Mehr als ein Jahrzehnt nach Beginn des Konflikts im Donbass hat sich das Gesicht des modernen Krieges radikal gewandelt. Während im Jahr 2015 ein einziger Aufklärungsdrohne für eine ganze Kompanie als seltener Luxus galt, ist ein FPV-Besatzungsteam aus vier Personen heute in der Lage, Aufgaben zu erfüllen, für die früher große Infanterieeinheiten erforderlich waren. Über die Evolution des Einsatzes von unbemannten Systemen und den Übergang von passiver Verteidigung zu aktiven Angriffen berichtete der Soldat mit dem Spitznamen Gots, Kommandant einer Besatzung der Spezialeinheit „Artan' des Departements für Aktive Aktionen des Hauptverwaltung für Aufklärung des Verteidigungsministeriums der Ukraine.
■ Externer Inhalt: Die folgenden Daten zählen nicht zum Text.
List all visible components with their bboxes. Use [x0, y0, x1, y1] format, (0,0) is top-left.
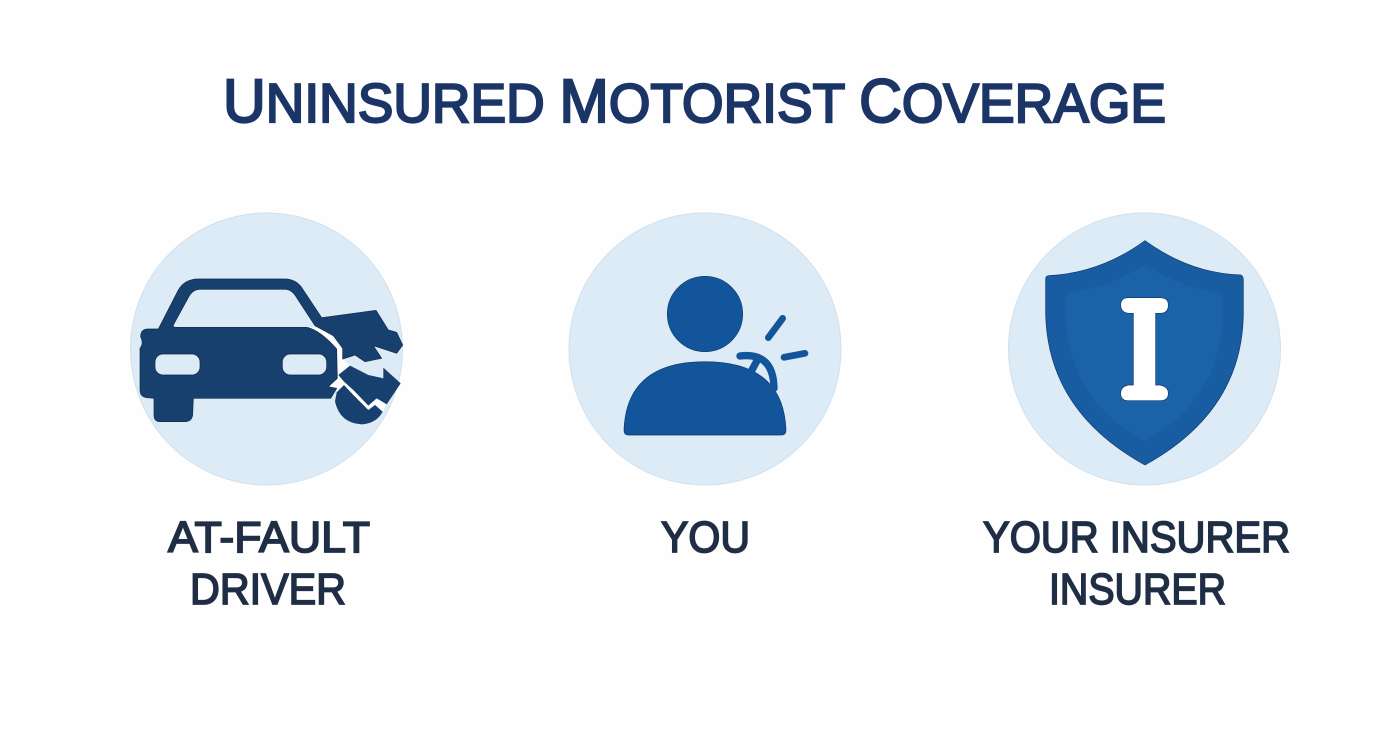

Evolution von der Infanterie zum Spezialkommando: Der Weg von Gots
Die Geschichte von Gots begann im Jahr 2015, als er, kurz nach dem Schulabschluss, als Freiwilliger aufbrach, um die Region Luhansk zu verteidigen. In den ersten Jahren seines Dienstes war er ein einfacher Infanterist, der Verteidigungs- und Offensivaufgaben erfüllte. Zu dieser Zeit wurden Drohnen des Typs DJI „Mavic' nur sehr begrenzt eingesetzt – hauptsächlich zur Korrektur von Artillerie- und Mörserbeschuss. Nachteinsätze mit Drohnen waren aufgrund des Mangels an Ausrüstung praktisch unmöglich.
Der Wendepunkt kam im Jahr 2023, als Gots begann, sich intensiv mit FPV-Drohnen zu beschäftigen. Trotz fehlender offizieller Genehmigung durch das Kommando beschafften er und seine Gruppe von Freiwilligen eigenständig Ausrüstung und führten Trainingseinheiten durch. Genau in dieser Phase führten sie ihren ersten erfolgreichen Nachteinsatz durch und zerstörten eine russische Position, wovon das Kommando erst anhand von Fotos der Folgen erfuhr. Dieser Vorfall wurde zum Katalysator für eine Überprüfung der Taktik des Drohneneinsatzes in den Truppen.
Spezialeinheit „Artan': Eine neue Kriegsführung
Im Jahr 2024 wechselte Gots zur Spezialeinheit „Artan', wo der Ansatz zur Kriegsführung sich grundlegend von traditionellen Einheiten unterscheidet. Hier wird jeder Kämpfer nach seinen Ergebnissen bewertet, nicht nach seinem Rang oder seiner Dienstzeit. Der Kommandant der Einheit „Titan' legt den Schwerpunkt auf die Minimierung von Personalausfällen, was angesichts der begrenzten menschlichen Ressourcen der Ukraine besonders wichtig ist.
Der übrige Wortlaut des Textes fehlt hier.